Sadly by the 1920s the Finch Hattons had to put the house up for sale and the rest of its fate we already know. But before we leave Haverholm Priory let’s take a look at possibly its most famous occupant over the centuries, Denys Finch Hatton. Denys was born in 1887, the second son of Henry Stormont, 13th Earl of Winchelsea and Anne Codington. Denys spent his early years in the Dower House in the nearby village of Ewerby then later at Haverholme when his father inherited the title.

Denys was born in Kensington, London and educated at Eton and Oxford. He excelled at athletics and also became secretary of the music society but was not particularly academic, achieving only a fourth class degree in Modern History. In 1911 Finch Hatton emigrated to British East Africa, today’s Kenya and bought a farm near Nairobi later on setting up a series of trading posts in the Masai Tribal Reserve. During WW1 he became an aide de camp to General Hopkins in Mesopotamia and by 1918 had qualified as a pilot. He returned only briefly to Haverhome in the 1920s when the Finch Hattons were forced to sell the estate.
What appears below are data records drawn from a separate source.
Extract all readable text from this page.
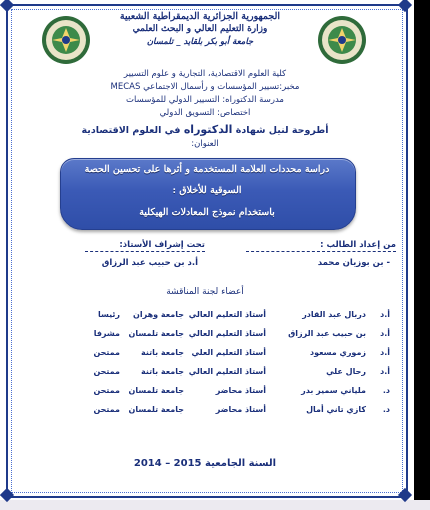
الجمهورية الجزائرية الديمقراطية الشعبية
وزارة التعليم العالي و البحث العلمي
جامعة أبو بكر بلقايد _ تلمسان
كلية العلوم الاقتصادية، التجارية و علوم التسيير
مخبر:تسيير المؤسسات و رأسمال الاجتماعي MECAS
مدرسة الدكتوراه: التسيير الدولي للمؤسسات
اختصاص: التسويق الدولي
أطروحة لنيل شهادة الدكتوراه في العلوم الاقتصادية
العنوان:
دراسة محددات العلامة المستخدمة و أثرها على تحسين الحصة
السوقية للأخلاق :
باستخدام نموذج المعادلات الهيكلية
من إعداد الطالب :
تحت إشراف الأستاذ:
- بن بوزيان محمد
أ.د بن حبيب عبد الرزاق
أعضاء لجنة المناقشة
أ.د
دربال عبد القادر
أستاذ التعليم العالي
جامعة وهران
رئيسا
أ.د
بن حبيب عبد الرزاق
أستاذ التعليم العالي
جامعة تلمسان
مشرفا
أ.د
زموري مسعود
أستاذ التعليم العلي
جامعة باتنة
ممتحن
أ.د
رحال علي
أستاذ التعليم العالي
جامعة باتنة
ممتحن
د.
ملياني سمير بدر
أستاذ محاضر
جامعة تلمسان
ممتحن
د.
كازي تاني أمال
أستاذ محاضر
جامعة تلمسان
ممتحن
السنة الجامعية 2014 – 2015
Back in Africa Denys spent most of his time organising safaris at a time when colonial lifestyle was at its most glamorous and prosperous. His passion for flying allowed him to view the vast African landscape. He campaigned to establish the first African wildlife preserves and to ban hunting from vehicles. Whilst out in Africa he met Baroness Karen Von Blixen and the couple established a coffee plantation at the foot of the Ngong Hills. They shared many interests such as music and went on long safaris together taking a gramophone with them. The friendship developed into a love affair although it didn’t last and by 1929 it was over. Just two years later Denys was killed in a flying accident aged 44. The film Out of Africa based on Karen Von Blixen’s book, My Africa immortalised their love.*

*My own view

For further reading on Denys Finch Hatton, Silence Will Speak, a biography by Errol Trzebinski.